The EU removed eight countries including Panama from its new tax haven blacklist on Tuesday after they pledged to address its concerns, in a move swiftly condemned by activists.
The United Arab Emirates, Tunisia, Mongolia, Macau, Grenada and Barbados were also lifted from the list by finance ministers, in a move that comes just weeks after the bloc unveiled its original list of 17 non-EU nations.
The decision drew criticism from campaigners including Oxfam who say the EU’s commitment to tackle tax avoidance after the “Panama Papers” leak in 2017 has now been watered down.
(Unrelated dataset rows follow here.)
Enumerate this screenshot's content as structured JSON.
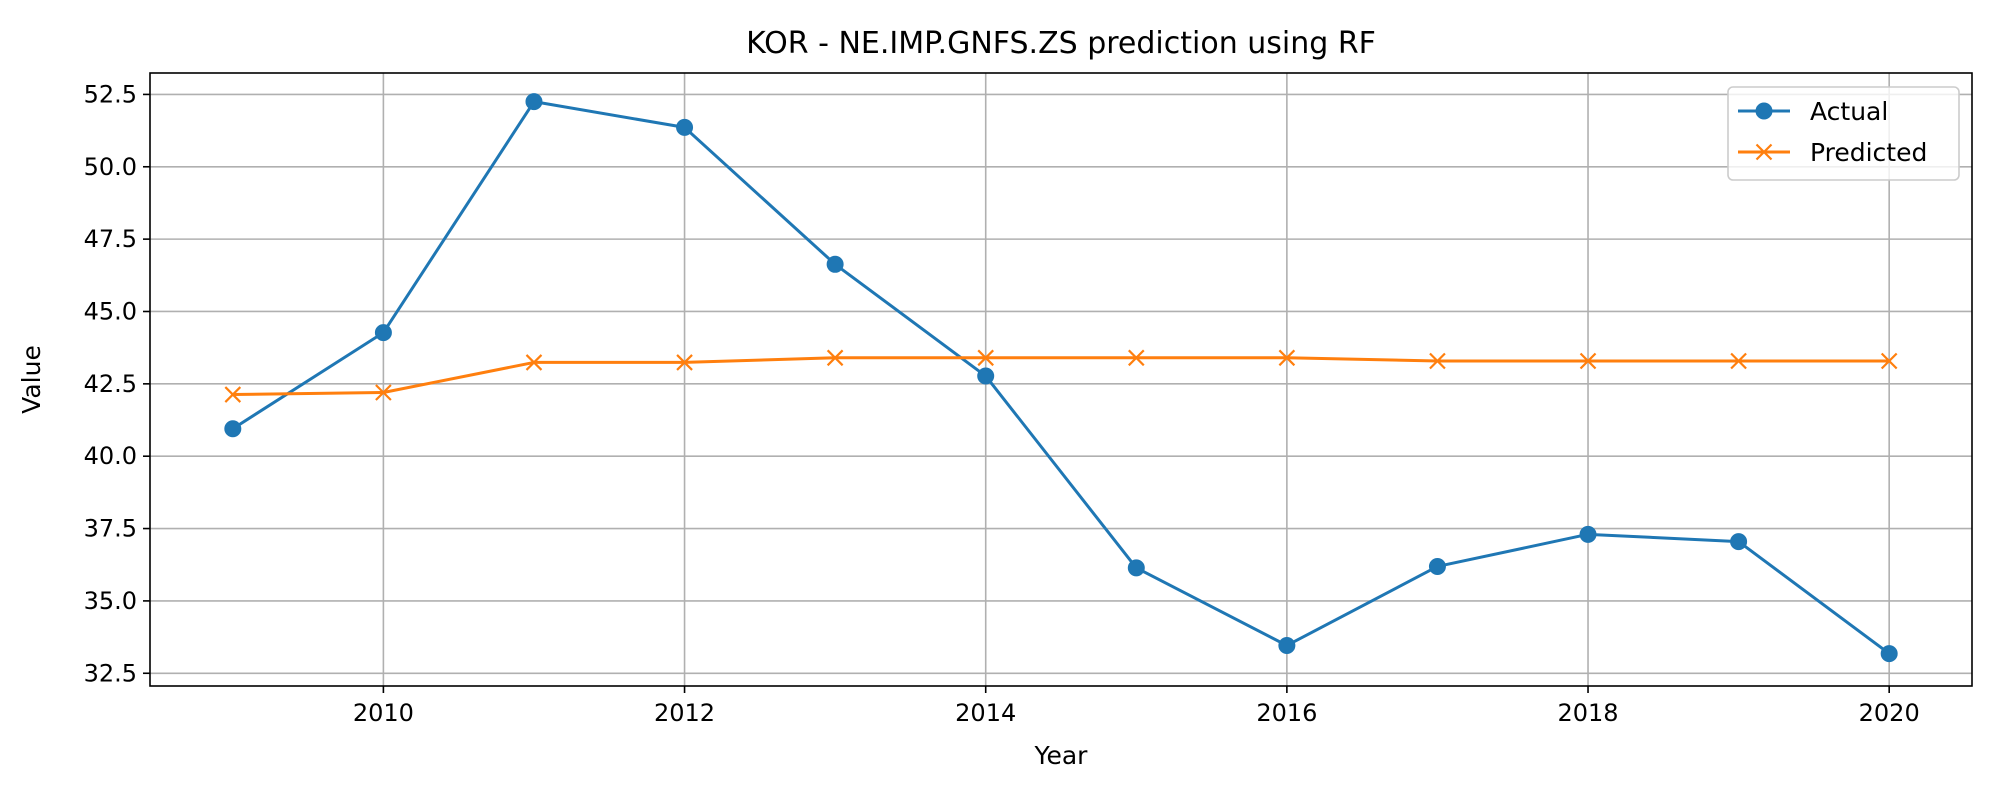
{
  "chart_data": {
    "type": "line",
    "title": "KOR - NE.IMP.GNFS.ZS prediction using RF",
    "xlabel": "Year",
    "ylabel": "Value",
    "x": [
      2009,
      2010,
      2011,
      2012,
      2013,
      2014,
      2015,
      2016,
      2017,
      2018,
      2019,
      2020
    ],
    "xlim": [
      2008.45,
      2020.55
    ],
    "ylim": [
      32.06,
      53.24
    ],
    "x_ticks": [
      2010,
      2012,
      2014,
      2016,
      2018,
      2020
    ],
    "y_ticks": [
      32.5,
      35.0,
      37.5,
      40.0,
      42.5,
      45.0,
      47.5,
      50.0,
      52.5
    ],
    "y_tick_labels": [
      "32.5",
      "35.0",
      "37.5",
      "40.0",
      "42.5",
      "45.0",
      "47.5",
      "50.0",
      "52.5"
    ],
    "grid": true,
    "legend_position": "upper right",
    "series": [
      {
        "name": "Actual",
        "marker": "circle",
        "color": "#1f77b4",
        "values": [
          40.95,
          44.27,
          52.25,
          51.36,
          46.63,
          42.77,
          36.14,
          33.46,
          36.19,
          37.3,
          37.05,
          33.18
        ]
      },
      {
        "name": "Predicted",
        "marker": "x",
        "color": "#ff7f0e",
        "values": [
          42.13,
          42.2,
          43.24,
          43.24,
          43.4,
          43.4,
          43.4,
          43.4,
          43.29,
          43.29,
          43.29,
          43.29
        ]
      }
    ]
  }
}
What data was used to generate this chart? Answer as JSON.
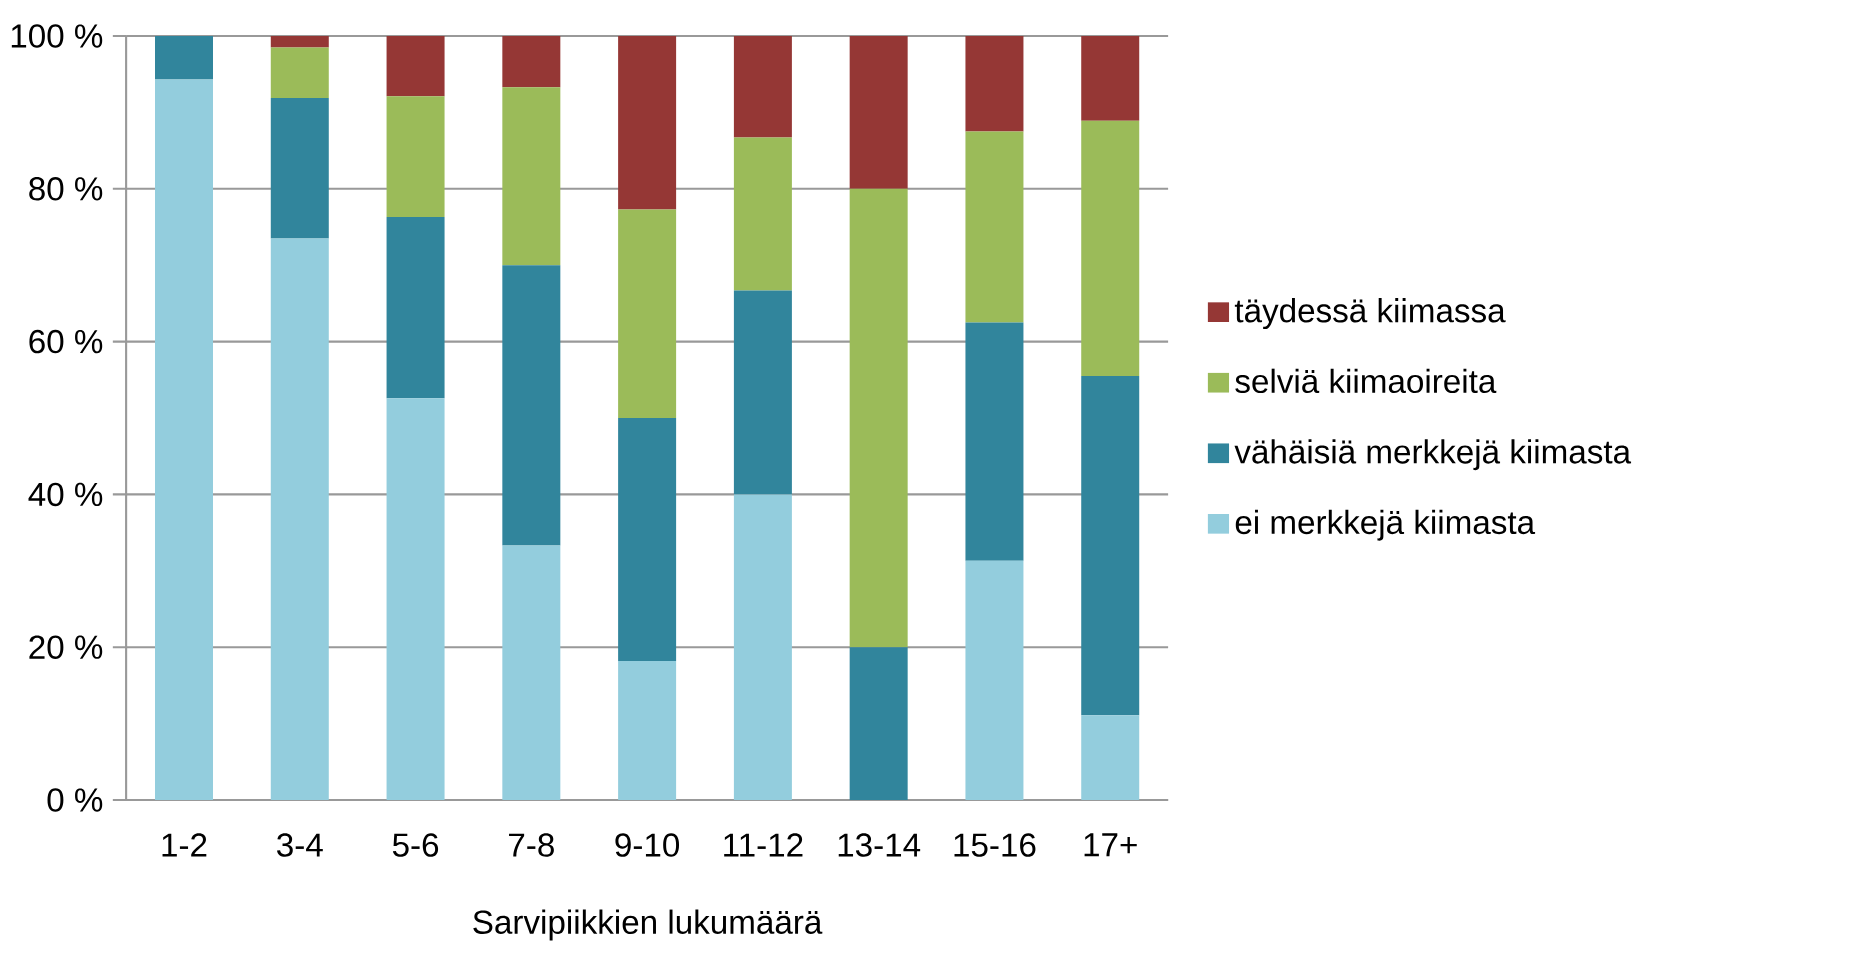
{
  "chart_data": {
    "type": "bar",
    "stacked": true,
    "xlabel": "Sarvipiikkien lukumäärä",
    "categories": [
      "1-2",
      "3-4",
      "5-6",
      "7-8",
      "9-10",
      "11-12",
      "13-14",
      "15-16",
      "17+"
    ],
    "series": [
      {
        "name": "ei merkkejä kiimasta",
        "color": "#93cddd",
        "values": [
          94.3,
          73.5,
          52.6,
          33.3,
          18.2,
          40.0,
          0,
          31.3,
          11.1
        ]
      },
      {
        "name": "vähäisiä merkkejä kiimasta",
        "color": "#31859c",
        "values": [
          5.7,
          18.4,
          23.7,
          36.7,
          31.8,
          26.7,
          20.0,
          31.2,
          44.4
        ]
      },
      {
        "name": "selviä kiimaoireita",
        "color": "#9bbb59",
        "values": [
          0,
          6.6,
          15.8,
          23.3,
          27.3,
          20.0,
          60.0,
          25.0,
          33.4
        ]
      },
      {
        "name": "täydessä kiimassa",
        "color": "#953735",
        "values": [
          0,
          1.5,
          7.9,
          6.7,
          22.7,
          13.3,
          20.0,
          12.5,
          11.1
        ]
      }
    ],
    "ylim": [
      0,
      100
    ],
    "yticks": [
      {
        "value": 0,
        "label": "0 %"
      },
      {
        "value": 20,
        "label": "20 %"
      },
      {
        "value": 40,
        "label": "40 %"
      },
      {
        "value": 60,
        "label": "60 %"
      },
      {
        "value": 80,
        "label": "80 %"
      },
      {
        "value": 100,
        "label": "100 %"
      }
    ],
    "grid": "y",
    "legend": "right"
  }
}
“Eight jurisdictions have been removed from the EU’s list of non-cooperative jurisdictions for tax purposes, following commitments made at a high political level to remedy EU concerns,” an EU statement said.
French finance minister Bruno Le Maire tweeted that “European pressure has brought its first results!” The eight countries will now be on a “grey list” of countries that have made unspecified commitments to the EU on reforming their tax laws.
The blacklist now covers just nine jurisdictions: American Samoa, Bahrain, Guam, Marshall Islands, Namibia, Palau, Saint Lucia, Samoa and Trinidad and Tobago.
Ministers agreed that “delisting was justified in the light of an expert assessment of the commitments made by these jurisdictions to address deficiencies identified by the EU,” the statement said.
“In each case, the commitments were backed by letters signed at a high political level.” The lists came a year on from the leak of the “Panama Papers” — a massive amount of data from a prominent Panamanian law firm showing how the world’s wealthy stash assets.
The EU originally screened a total of 92 countries to draw up the list, which is expected to be continuously updated.
Oxfam said Tuesday’s decision undercut EU efforts to get tough on tax.
“The EU is rushing to take countries off the blacklist without it being clear what they have actually committed to improve; this is further undermining the process,” said Aurore Chardonnet, Oxfam’s EU Policy Advisor on tax and inequality.
Chardonnet said it was “no secret that tax havens remain at the heart of the EU, with four European countries actually failing the EU’s own blacklisting criteria.”
“EU governments should tackle tax havens within the EU with the same urgency they are pressuring other countries to adopt tax reforms that were decided by an exclusive club of rich countries,” she added.
EU Economic Affairs Commissioner Pierre Moscovici last week accused several European countries including Ireland, the Netherlands, Luxembourg, Malta and Cyprus of being tax policy “black holes” and promised to pressure them to change their ways.
Moscovici has also urged ministers to make public any commitments made by countries to get off the list.
French MEP Eva Joly of the Greens party, a major advocate of fair tax policy, echoed his call and condemned the decision to withdraw the eight countries from the blacklist.
“Today’s decision further weakens the credibility of this list,” she said.